In terms of actual price action gold has moved out of its four-week trading range of $1,890 to $1,930 and as we write is trading up towards $1,960, which is precisely on the Fibonacci 38.2% retracement from the March slide from $2,070 to $1,892. The technical picture in terms of the moving averages is also strengthening, with the 10-day moving average crossing the 20-day to the upside.
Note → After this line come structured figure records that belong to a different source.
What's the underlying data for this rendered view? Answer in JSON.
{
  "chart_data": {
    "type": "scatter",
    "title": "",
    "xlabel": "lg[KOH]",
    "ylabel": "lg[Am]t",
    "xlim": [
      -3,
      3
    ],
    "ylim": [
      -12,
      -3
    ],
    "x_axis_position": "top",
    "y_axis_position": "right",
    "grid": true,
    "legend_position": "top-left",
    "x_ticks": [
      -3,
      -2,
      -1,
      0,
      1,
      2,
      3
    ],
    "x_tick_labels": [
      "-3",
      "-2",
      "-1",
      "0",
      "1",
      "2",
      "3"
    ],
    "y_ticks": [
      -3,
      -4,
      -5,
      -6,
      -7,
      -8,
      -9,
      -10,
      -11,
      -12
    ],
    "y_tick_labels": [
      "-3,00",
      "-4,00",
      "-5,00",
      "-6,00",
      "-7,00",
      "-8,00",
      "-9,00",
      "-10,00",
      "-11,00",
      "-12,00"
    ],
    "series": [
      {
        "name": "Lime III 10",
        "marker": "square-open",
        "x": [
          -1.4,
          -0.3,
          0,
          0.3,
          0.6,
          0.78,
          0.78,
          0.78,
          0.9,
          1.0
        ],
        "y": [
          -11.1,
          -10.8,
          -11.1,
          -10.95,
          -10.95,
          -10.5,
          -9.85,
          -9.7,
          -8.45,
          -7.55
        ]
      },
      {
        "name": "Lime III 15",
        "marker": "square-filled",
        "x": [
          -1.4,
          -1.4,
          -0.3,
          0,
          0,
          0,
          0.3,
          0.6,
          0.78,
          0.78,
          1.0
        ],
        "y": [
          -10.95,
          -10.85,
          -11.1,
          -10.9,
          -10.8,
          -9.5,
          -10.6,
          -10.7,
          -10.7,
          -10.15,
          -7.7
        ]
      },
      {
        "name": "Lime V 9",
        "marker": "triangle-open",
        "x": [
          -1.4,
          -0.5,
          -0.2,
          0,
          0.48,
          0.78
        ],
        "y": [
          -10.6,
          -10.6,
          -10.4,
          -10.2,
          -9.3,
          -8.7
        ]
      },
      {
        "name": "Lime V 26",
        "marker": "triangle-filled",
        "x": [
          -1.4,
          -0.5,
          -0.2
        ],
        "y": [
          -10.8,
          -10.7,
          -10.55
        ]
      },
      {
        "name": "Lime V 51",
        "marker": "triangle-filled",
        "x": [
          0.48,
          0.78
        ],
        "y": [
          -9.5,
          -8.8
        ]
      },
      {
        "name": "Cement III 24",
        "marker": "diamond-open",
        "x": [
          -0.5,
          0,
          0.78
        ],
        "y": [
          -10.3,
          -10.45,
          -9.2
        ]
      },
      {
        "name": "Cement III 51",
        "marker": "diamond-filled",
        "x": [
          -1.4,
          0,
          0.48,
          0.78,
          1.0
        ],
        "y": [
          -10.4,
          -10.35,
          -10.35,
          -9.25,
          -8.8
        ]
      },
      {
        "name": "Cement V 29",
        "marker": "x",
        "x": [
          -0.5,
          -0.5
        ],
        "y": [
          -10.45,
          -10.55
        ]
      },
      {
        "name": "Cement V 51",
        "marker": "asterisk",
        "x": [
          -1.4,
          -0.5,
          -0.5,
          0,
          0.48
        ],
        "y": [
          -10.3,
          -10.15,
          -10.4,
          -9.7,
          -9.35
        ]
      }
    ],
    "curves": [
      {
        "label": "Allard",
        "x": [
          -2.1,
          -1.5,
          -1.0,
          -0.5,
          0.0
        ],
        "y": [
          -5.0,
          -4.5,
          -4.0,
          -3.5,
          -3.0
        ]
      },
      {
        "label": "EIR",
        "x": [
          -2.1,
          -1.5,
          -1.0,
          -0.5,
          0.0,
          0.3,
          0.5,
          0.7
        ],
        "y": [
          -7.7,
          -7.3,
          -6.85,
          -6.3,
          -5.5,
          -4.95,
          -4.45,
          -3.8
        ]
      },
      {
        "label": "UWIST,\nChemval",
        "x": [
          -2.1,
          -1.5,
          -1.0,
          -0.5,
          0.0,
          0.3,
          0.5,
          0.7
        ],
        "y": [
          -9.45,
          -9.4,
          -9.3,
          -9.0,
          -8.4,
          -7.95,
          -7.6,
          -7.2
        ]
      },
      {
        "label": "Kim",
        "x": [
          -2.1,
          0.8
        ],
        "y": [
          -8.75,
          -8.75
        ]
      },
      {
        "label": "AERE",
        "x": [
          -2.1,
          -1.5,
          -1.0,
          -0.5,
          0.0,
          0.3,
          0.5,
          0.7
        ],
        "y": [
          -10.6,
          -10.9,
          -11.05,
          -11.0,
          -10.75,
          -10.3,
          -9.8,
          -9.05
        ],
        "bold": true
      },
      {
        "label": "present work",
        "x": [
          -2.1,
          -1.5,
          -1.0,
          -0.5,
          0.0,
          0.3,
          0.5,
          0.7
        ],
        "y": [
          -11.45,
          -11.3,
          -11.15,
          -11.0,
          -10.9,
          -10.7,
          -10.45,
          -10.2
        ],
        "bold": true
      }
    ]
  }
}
While the physical market is quiet at the grass roots level, professional investment is still relatively active. The gold ETFs have added 277t so far this year and now stand at 3,848t, which is roughly 200t more than global production in 2021 (as estimated by Metals Focus). The rate of absorption in the first quarter of the year is equivalent to roughly 29% of world gold mine production over the year. Since the invasion (25 trading days) the funds have taken in 192t, which on an annualised basis would be equivalent to just over 2,000t. The highest tonnage increase through to the end of March was in North America, but that makes sense because North American funds at end-March held 51% of total, with Europe at 44%. Asia 3% and 2% for other regions. In percentage terms, the gains in North American funds were 5.37% and in Europe, 5.46%. Asia added 2.2% and the rest of the world, 2.6% (numbers generated from the World Gold Council monthly sheet of daily changes).
One final note – some press commentators are saying that Russia has pegged the rouble to gold. This is incorrect. The announcement last week revolved around what the Central Bank of Russia will pay domestic banks for gold; setting a benchmark of 5,000 roubles per gramme. At today’s rates that is equivalent to $61.50/g or $1,913/ounce, a discount to loco London spot of 2%. This is a reversal of the policy that was implemented on 15th March when the bank suspended purchases from domestic banks to allow them to meet very strong local demand for physical gold bars, especially after the abolition of VAT on them. The Bank is projected to have said that this price will remain fixed until 30th June. So this is a domestic transaction price, not a gold standard.